May I ask why you advise not to feed insects? They are insectivores. Insects make up a very high part of their diet. 

I used to keep them and always fed crickets and other inverts. Never had any problems with the 'wild' diet. I also fed them fruit, such as grapes banana, papaya, peach etc... I also advise trying them with fruit based yoghurt. Hard boiled egg and the odd pinky arealso a good added supplement.


----------



## stubeanz (Mar 28, 2007)

thats just what i was thinking, they are insectivores. il try some occasional egg and various fruits, thanks
stu


----------



## alphabet (Sep 10, 2008)

The problem with the "wild diet" Matt is that we cannot provide anywhere near a comparison to the animals natural foraging in diversity and nutrition. 
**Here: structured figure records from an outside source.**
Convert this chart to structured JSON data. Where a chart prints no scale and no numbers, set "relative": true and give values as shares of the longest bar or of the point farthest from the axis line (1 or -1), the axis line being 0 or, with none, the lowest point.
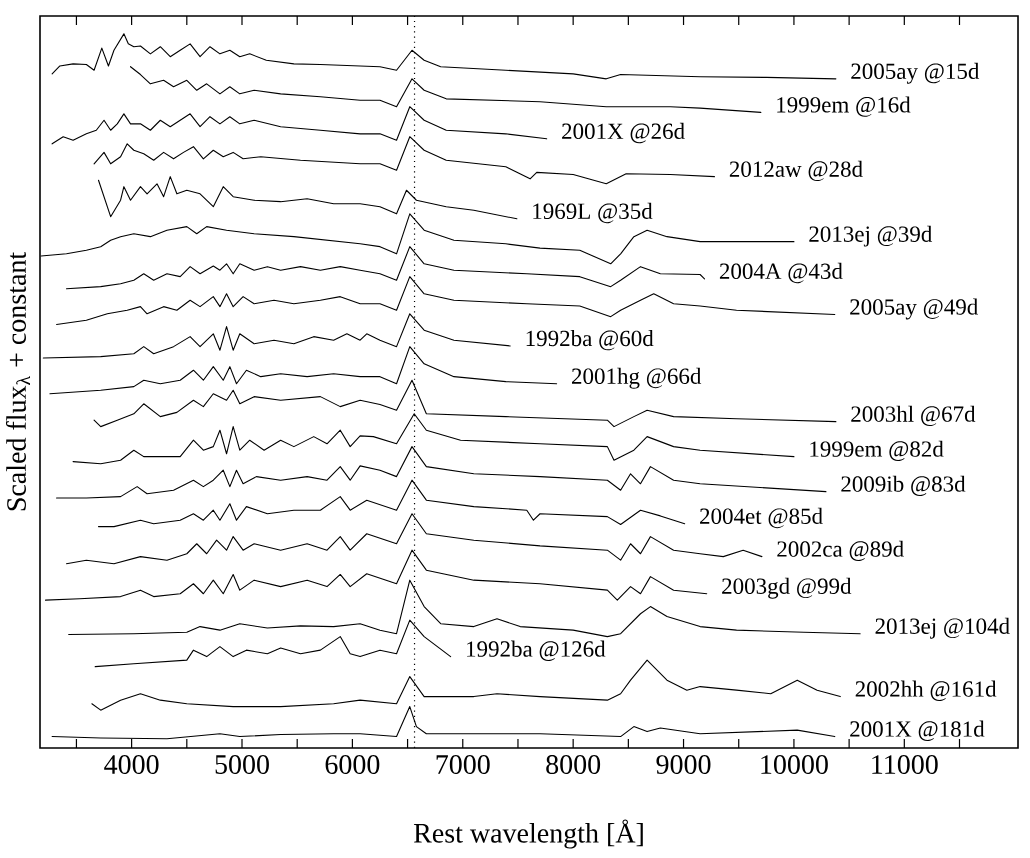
{
  "chart_data": {
    "type": "line",
    "relative": true,
    "xlabel": "Rest wavelength [Å]",
    "ylabel": "Scaled flux$_{λ}$ + constant",
    "xlim": [
      3170,
      12030
    ],
    "xticks": [
      {
        "value": 3500,
        "label": null
      },
      4000,
      {
        "value": 4500,
        "label": null
      },
      5000,
      {
        "value": 5500,
        "label": null
      },
      6000,
      {
        "value": 6500,
        "label": null
      },
      7000,
      {
        "value": 7500,
        "label": null
      },
      8000,
      {
        "value": 8500,
        "label": null
      },
      9000,
      {
        "value": 9500,
        "label": null
      },
      10000,
      {
        "value": 10500,
        "label": null
      },
      11000,
      {
        "value": 11500,
        "label": null
      }
    ],
    "ref_lines": [
      {
        "axis": "x",
        "value": 6563,
        "line_style": "dotted"
      }
    ],
    "series": [
      {
        "name": "2005ay @15d",
        "color": "#000000",
        "x": [
          3280,
          3350,
          3470,
          3590,
          3660,
          3730,
          3790,
          3840,
          3930,
          3970,
          4020,
          4080,
          4170,
          4260,
          4350,
          4440,
          4530,
          4620,
          4710,
          4800,
          4890,
          4980,
          5070,
          5220,
          5470,
          5710,
          6070,
          6250,
          6400,
          6540,
          6650,
          6800,
          7390,
          8000,
          8300,
          8430,
          9150,
          9750,
          10380
        ],
        "values": [
          0.944,
          0.955,
          0.958,
          0.957,
          0.949,
          0.98,
          0.955,
          0.977,
          1.0,
          0.986,
          0.982,
          0.983,
          0.972,
          0.982,
          0.968,
          0.977,
          0.986,
          0.968,
          0.982,
          0.972,
          0.977,
          0.968,
          0.972,
          0.963,
          0.958,
          0.957,
          0.955,
          0.954,
          0.949,
          0.977,
          0.963,
          0.954,
          0.949,
          0.944,
          0.937,
          0.943,
          0.94,
          0.939,
          0.937
        ]
      },
      {
        "name": "1999em @16d",
        "color": "#000000",
        "x": [
          3990,
          4080,
          4170,
          4290,
          4380,
          4500,
          4590,
          4680,
          4800,
          4890,
          4980,
          5110,
          5350,
          5710,
          6070,
          6250,
          6400,
          6540,
          6650,
          6850,
          7700,
          8300,
          8880,
          9150,
          9700
        ],
        "values": [
          0.954,
          0.943,
          0.93,
          0.935,
          0.926,
          0.935,
          0.921,
          0.93,
          0.916,
          0.926,
          0.916,
          0.921,
          0.916,
          0.912,
          0.907,
          0.907,
          0.898,
          0.937,
          0.921,
          0.909,
          0.905,
          0.898,
          0.898,
          0.896,
          0.89
        ]
      },
      {
        "name": "2001X @26d",
        "color": "#000000",
        "x": [
          3280,
          3380,
          3470,
          3590,
          3680,
          3750,
          3810,
          3870,
          3930,
          3990,
          4080,
          4170,
          4260,
          4350,
          4440,
          4530,
          4620,
          4710,
          4800,
          4890,
          4980,
          5110,
          5350,
          5710,
          6070,
          6250,
          6400,
          6520,
          6650,
          6850,
          7390,
          7760
        ],
        "values": [
          0.846,
          0.856,
          0.851,
          0.86,
          0.865,
          0.879,
          0.865,
          0.874,
          0.888,
          0.874,
          0.874,
          0.865,
          0.879,
          0.87,
          0.879,
          0.888,
          0.87,
          0.884,
          0.874,
          0.884,
          0.874,
          0.879,
          0.87,
          0.865,
          0.86,
          0.86,
          0.851,
          0.898,
          0.879,
          0.865,
          0.86,
          0.853
        ]
      },
      {
        "name": "2012aw @28d",
        "color": "#000000",
        "x": [
          3660,
          3750,
          3810,
          3900,
          3960,
          4020,
          4110,
          4200,
          4290,
          4380,
          4470,
          4560,
          4650,
          4740,
          4830,
          4920,
          5010,
          5170,
          5530,
          6070,
          6250,
          6400,
          6520,
          6650,
          6850,
          7390,
          7610,
          7670,
          8000,
          8300,
          8480,
          8880,
          9280
        ],
        "values": [
          0.818,
          0.834,
          0.818,
          0.828,
          0.846,
          0.837,
          0.832,
          0.823,
          0.834,
          0.825,
          0.834,
          0.842,
          0.825,
          0.837,
          0.828,
          0.834,
          0.825,
          0.828,
          0.823,
          0.818,
          0.818,
          0.809,
          0.856,
          0.837,
          0.823,
          0.814,
          0.797,
          0.806,
          0.803,
          0.79,
          0.804,
          0.803,
          0.8
        ]
      },
      {
        "name": "1969L @35d",
        "color": "#000000",
        "x": [
          3700,
          3810,
          3900,
          3930,
          3990,
          4080,
          4140,
          4230,
          4290,
          4350,
          4410,
          4500,
          4620,
          4740,
          4830,
          4920,
          5110,
          5350,
          5590,
          5830,
          6070,
          6250,
          6400,
          6490,
          6580,
          6850,
          7100,
          7490
        ],
        "values": [
          0.795,
          0.744,
          0.767,
          0.786,
          0.767,
          0.786,
          0.776,
          0.79,
          0.772,
          0.8,
          0.776,
          0.781,
          0.776,
          0.758,
          0.786,
          0.772,
          0.767,
          0.765,
          0.769,
          0.762,
          0.762,
          0.758,
          0.748,
          0.781,
          0.767,
          0.758,
          0.753,
          0.741
        ]
      },
      {
        "name": "2013ej @39d",
        "color": "#000000",
        "x": [
          3180,
          3410,
          3590,
          3720,
          3810,
          3900,
          4020,
          4170,
          4320,
          4500,
          4590,
          4680,
          4860,
          5110,
          5470,
          6070,
          6250,
          6400,
          6520,
          6650,
          6920,
          7390,
          7700,
          8060,
          8340,
          8430,
          8550,
          8670,
          8850,
          9150,
          10000
        ],
        "values": [
          0.689,
          0.692,
          0.697,
          0.702,
          0.711,
          0.716,
          0.72,
          0.716,
          0.725,
          0.73,
          0.72,
          0.73,
          0.725,
          0.72,
          0.716,
          0.706,
          0.702,
          0.692,
          0.748,
          0.725,
          0.711,
          0.706,
          0.7,
          0.697,
          0.678,
          0.692,
          0.716,
          0.725,
          0.716,
          0.709,
          0.709
        ]
      },
      {
        "name": "2004A @43d",
        "color": "#000000",
        "x": [
          3410,
          3720,
          3900,
          4020,
          4110,
          4200,
          4320,
          4440,
          4530,
          4620,
          4740,
          4800,
          4860,
          4920,
          4980,
          5110,
          5230,
          5350,
          5530,
          5710,
          5890,
          6070,
          6250,
          6400,
          6520,
          6650,
          6920,
          7580,
          8060,
          8340,
          8430,
          8610,
          8790,
          9150,
          9190
        ],
        "values": [
          0.643,
          0.646,
          0.65,
          0.655,
          0.664,
          0.655,
          0.664,
          0.66,
          0.674,
          0.664,
          0.675,
          0.669,
          0.678,
          0.664,
          0.678,
          0.669,
          0.674,
          0.669,
          0.674,
          0.669,
          0.674,
          0.669,
          0.664,
          0.655,
          0.702,
          0.678,
          0.669,
          0.664,
          0.66,
          0.646,
          0.655,
          0.674,
          0.664,
          0.663,
          0.657
        ]
      },
      {
        "name": "2005ay @49d",
        "color": "#000000",
        "x": [
          3320,
          3590,
          3780,
          3960,
          4080,
          4140,
          4290,
          4410,
          4530,
          4620,
          4740,
          4800,
          4860,
          4920,
          5010,
          5110,
          5290,
          5470,
          5710,
          5890,
          6070,
          6250,
          6400,
          6520,
          6650,
          6920,
          7580,
          8060,
          8340,
          8430,
          8610,
          8730,
          8910,
          9150,
          9480,
          10370
        ],
        "values": [
          0.593,
          0.599,
          0.608,
          0.613,
          0.618,
          0.608,
          0.618,
          0.613,
          0.627,
          0.618,
          0.632,
          0.618,
          0.636,
          0.618,
          0.632,
          0.622,
          0.627,
          0.622,
          0.627,
          0.632,
          0.622,
          0.622,
          0.613,
          0.66,
          0.636,
          0.627,
          0.622,
          0.619,
          0.604,
          0.613,
          0.627,
          0.636,
          0.622,
          0.619,
          0.613,
          0.607
        ]
      },
      {
        "name": "1992ba @60d",
        "color": "#000000",
        "x": [
          3200,
          3720,
          4020,
          4110,
          4200,
          4380,
          4530,
          4620,
          4740,
          4800,
          4860,
          4920,
          4980,
          5110,
          5290,
          5470,
          5650,
          5830,
          5950,
          6070,
          6130,
          6250,
          6400,
          6520,
          6650,
          6920,
          7430
        ],
        "values": [
          0.546,
          0.548,
          0.552,
          0.562,
          0.552,
          0.562,
          0.576,
          0.562,
          0.58,
          0.557,
          0.59,
          0.557,
          0.58,
          0.566,
          0.571,
          0.566,
          0.576,
          0.571,
          0.58,
          0.571,
          0.58,
          0.571,
          0.562,
          0.608,
          0.585,
          0.571,
          0.563
        ]
      },
      {
        "name": "2001hg @66d",
        "color": "#000000",
        "x": [
          3260,
          3720,
          4020,
          4110,
          4260,
          4440,
          4560,
          4650,
          4740,
          4830,
          4890,
          4950,
          5040,
          5170,
          5350,
          5590,
          5830,
          6070,
          6250,
          6400,
          6520,
          6650,
          6920,
          7390,
          7850
        ],
        "values": [
          0.496,
          0.501,
          0.506,
          0.515,
          0.51,
          0.515,
          0.529,
          0.515,
          0.534,
          0.515,
          0.534,
          0.51,
          0.529,
          0.52,
          0.524,
          0.52,
          0.524,
          0.52,
          0.52,
          0.51,
          0.562,
          0.538,
          0.52,
          0.513,
          0.51
        ]
      },
      {
        "name": "2003hl @67d",
        "color": "#000000",
        "x": [
          3660,
          3720,
          3870,
          4020,
          4110,
          4260,
          4410,
          4560,
          4650,
          4740,
          4860,
          4920,
          4980,
          5110,
          5350,
          5710,
          5890,
          6070,
          6250,
          6400,
          6540,
          6670,
          7390,
          8310,
          8370,
          8550,
          8670,
          8910,
          9480,
          10380
        ],
        "values": [
          0.459,
          0.45,
          0.459,
          0.468,
          0.482,
          0.464,
          0.47,
          0.487,
          0.478,
          0.496,
          0.487,
          0.501,
          0.482,
          0.492,
          0.487,
          0.492,
          0.478,
          0.487,
          0.481,
          0.473,
          0.515,
          0.468,
          0.464,
          0.459,
          0.45,
          0.464,
          0.473,
          0.464,
          0.461,
          0.457
        ]
      },
      {
        "name": "1999em @82d",
        "color": "#000000",
        "x": [
          3470,
          3720,
          3900,
          4020,
          4110,
          4440,
          4560,
          4650,
          4740,
          4800,
          4860,
          4920,
          4980,
          5070,
          5200,
          5350,
          5470,
          5650,
          5770,
          5890,
          5980,
          6070,
          6190,
          6400,
          6560,
          6670,
          6980,
          7700,
          8310,
          8370,
          8550,
          8670,
          8910,
          9150,
          10000
        ],
        "values": [
          0.401,
          0.398,
          0.403,
          0.417,
          0.408,
          0.408,
          0.431,
          0.417,
          0.422,
          0.445,
          0.412,
          0.45,
          0.417,
          0.431,
          0.417,
          0.431,
          0.422,
          0.436,
          0.426,
          0.445,
          0.422,
          0.437,
          0.436,
          0.426,
          0.468,
          0.445,
          0.431,
          0.426,
          0.422,
          0.403,
          0.417,
          0.436,
          0.422,
          0.417,
          0.408
        ]
      },
      {
        "name": "2009ib @83d",
        "color": "#000000",
        "x": [
          3320,
          3590,
          3900,
          4050,
          4140,
          4380,
          4560,
          4650,
          4740,
          4830,
          4890,
          4950,
          5010,
          5130,
          5350,
          5590,
          5770,
          5890,
          5980,
          6070,
          6250,
          6400,
          6540,
          6670,
          7100,
          7700,
          8310,
          8430,
          8520,
          8610,
          8700,
          8910,
          9150,
          10290
        ],
        "values": [
          0.35,
          0.35,
          0.352,
          0.366,
          0.356,
          0.361,
          0.375,
          0.366,
          0.375,
          0.389,
          0.366,
          0.389,
          0.37,
          0.38,
          0.375,
          0.38,
          0.375,
          0.394,
          0.375,
          0.395,
          0.389,
          0.38,
          0.422,
          0.394,
          0.384,
          0.38,
          0.375,
          0.361,
          0.384,
          0.37,
          0.394,
          0.375,
          0.37,
          0.359
        ]
      },
      {
        "name": "2004et @85d",
        "color": "#000000",
        "x": [
          3700,
          3840,
          4080,
          4200,
          4440,
          4560,
          4650,
          4740,
          4800,
          4890,
          4950,
          5040,
          5230,
          5470,
          5710,
          5890,
          5980,
          6130,
          6400,
          6540,
          6670,
          7100,
          7580,
          7640,
          7700,
          8310,
          8430,
          8610,
          8790,
          9010
        ],
        "values": [
          0.31,
          0.31,
          0.319,
          0.314,
          0.319,
          0.328,
          0.319,
          0.333,
          0.319,
          0.342,
          0.319,
          0.338,
          0.328,
          0.333,
          0.333,
          0.352,
          0.333,
          0.347,
          0.333,
          0.375,
          0.347,
          0.338,
          0.333,
          0.319,
          0.328,
          0.324,
          0.313,
          0.333,
          0.325,
          0.314
        ]
      },
      {
        "name": "2002ca @89d",
        "color": "#000000",
        "x": [
          3410,
          3590,
          3840,
          4080,
          4320,
          4500,
          4590,
          4680,
          4770,
          4860,
          4920,
          5010,
          5110,
          5350,
          5590,
          5770,
          5890,
          5980,
          6130,
          6400,
          6540,
          6670,
          7100,
          7700,
          8310,
          8430,
          8520,
          8610,
          8700,
          8910,
          9150,
          9360,
          9540,
          9710
        ],
        "values": [
          0.258,
          0.263,
          0.258,
          0.268,
          0.263,
          0.272,
          0.286,
          0.272,
          0.291,
          0.277,
          0.296,
          0.277,
          0.286,
          0.277,
          0.286,
          0.277,
          0.296,
          0.277,
          0.3,
          0.286,
          0.328,
          0.3,
          0.291,
          0.283,
          0.277,
          0.263,
          0.286,
          0.272,
          0.296,
          0.277,
          0.272,
          0.268,
          0.277,
          0.268
        ]
      },
      {
        "name": "2003gd @99d",
        "color": "#000000",
        "x": [
          3220,
          3530,
          3900,
          4080,
          4200,
          4440,
          4560,
          4650,
          4740,
          4830,
          4920,
          4980,
          5110,
          5350,
          5590,
          5770,
          5890,
          5980,
          6130,
          6400,
          6540,
          6670,
          7100,
          7700,
          8310,
          8400,
          8520,
          8610,
          8700,
          8910,
          9210
        ],
        "values": [
          0.207,
          0.209,
          0.212,
          0.221,
          0.212,
          0.216,
          0.23,
          0.216,
          0.235,
          0.216,
          0.243,
          0.221,
          0.235,
          0.226,
          0.235,
          0.226,
          0.243,
          0.226,
          0.244,
          0.23,
          0.277,
          0.249,
          0.235,
          0.23,
          0.221,
          0.207,
          0.226,
          0.216,
          0.24,
          0.221,
          0.216
        ]
      },
      {
        "name": "2013ej @104d",
        "color": "#000000",
        "x": [
          3430,
          4020,
          4500,
          4620,
          4800,
          4980,
          5230,
          5530,
          5830,
          6070,
          6250,
          6400,
          6520,
          6650,
          6800,
          7100,
          7310,
          7520,
          8000,
          8310,
          8430,
          8610,
          8700,
          8850,
          9150,
          9480,
          10090,
          10600
        ],
        "values": [
          0.159,
          0.16,
          0.162,
          0.17,
          0.165,
          0.174,
          0.168,
          0.171,
          0.17,
          0.174,
          0.165,
          0.16,
          0.235,
          0.198,
          0.174,
          0.17,
          0.181,
          0.17,
          0.165,
          0.156,
          0.16,
          0.188,
          0.198,
          0.184,
          0.17,
          0.165,
          0.162,
          0.16
        ]
      },
      {
        "name": "1992ba @126d",
        "color": "#000000",
        "x": [
          3670,
          4020,
          4500,
          4560,
          4680,
          4800,
          4920,
          5040,
          5230,
          5350,
          5530,
          5710,
          5890,
          5980,
          6070,
          6250,
          6400,
          6520,
          6650,
          6890
        ],
        "values": [
          0.114,
          0.118,
          0.123,
          0.137,
          0.128,
          0.142,
          0.128,
          0.137,
          0.132,
          0.14,
          0.132,
          0.137,
          0.156,
          0.132,
          0.128,
          0.137,
          0.132,
          0.179,
          0.156,
          0.128
        ]
      },
      {
        "name": "2002hh @161d",
        "color": "#000000",
        "x": [
          3640,
          3720,
          3900,
          4080,
          4260,
          4500,
          4920,
          5350,
          5830,
          6070,
          6400,
          6520,
          6650,
          7100,
          7310,
          7700,
          8310,
          8430,
          8520,
          8670,
          8850,
          9030,
          9150,
          9480,
          9790,
          10030,
          10210,
          10420
        ],
        "values": [
          0.062,
          0.053,
          0.067,
          0.076,
          0.067,
          0.062,
          0.058,
          0.058,
          0.062,
          0.067,
          0.062,
          0.1,
          0.072,
          0.072,
          0.076,
          0.072,
          0.067,
          0.076,
          0.095,
          0.123,
          0.095,
          0.081,
          0.086,
          0.081,
          0.076,
          0.095,
          0.081,
          0.072
        ]
      },
      {
        "name": "2001X @181d",
        "color": "#000000",
        "x": [
          3280,
          3720,
          4320,
          4800,
          4980,
          5350,
          5830,
          6070,
          6400,
          6520,
          6580,
          6670,
          7700,
          8430,
          8550,
          8670,
          8790,
          9150,
          10030,
          10370
        ],
        "values": [
          0.016,
          0.014,
          0.013,
          0.02,
          0.016,
          0.019,
          0.02,
          0.02,
          0.016,
          0.058,
          0.03,
          0.02,
          0.02,
          0.016,
          0.03,
          0.023,
          0.028,
          0.02,
          0.025,
          0.016
        ]
      }
    ]
  }
}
Cat kibble is a good way to get a nutritionally balanced diet into the tenrecs during the short active season. It provides all nutritional requirements from milk producing mothers to fast growing babies. Mothers teach their babies to eat it and variety/diversity can be added by changing flavours and brands. 

The problems with using other foods like egg is that its high in fat, not good for them and not nutritionally guaranteed. Tenrecs have a tendency to become hooked on favourite foods just like pet hedgehogs. When the window of full activity is so small I think its best to feed an optimum low fat diet with a guaranteed nutritional analysis at all times rather than give some foods that are not good for them.

I've bred tenrecs every year for the past five years with much success all insect free.

I know other breeders who do offer fruits such as banana but I choose not because of the reasons listed.


----------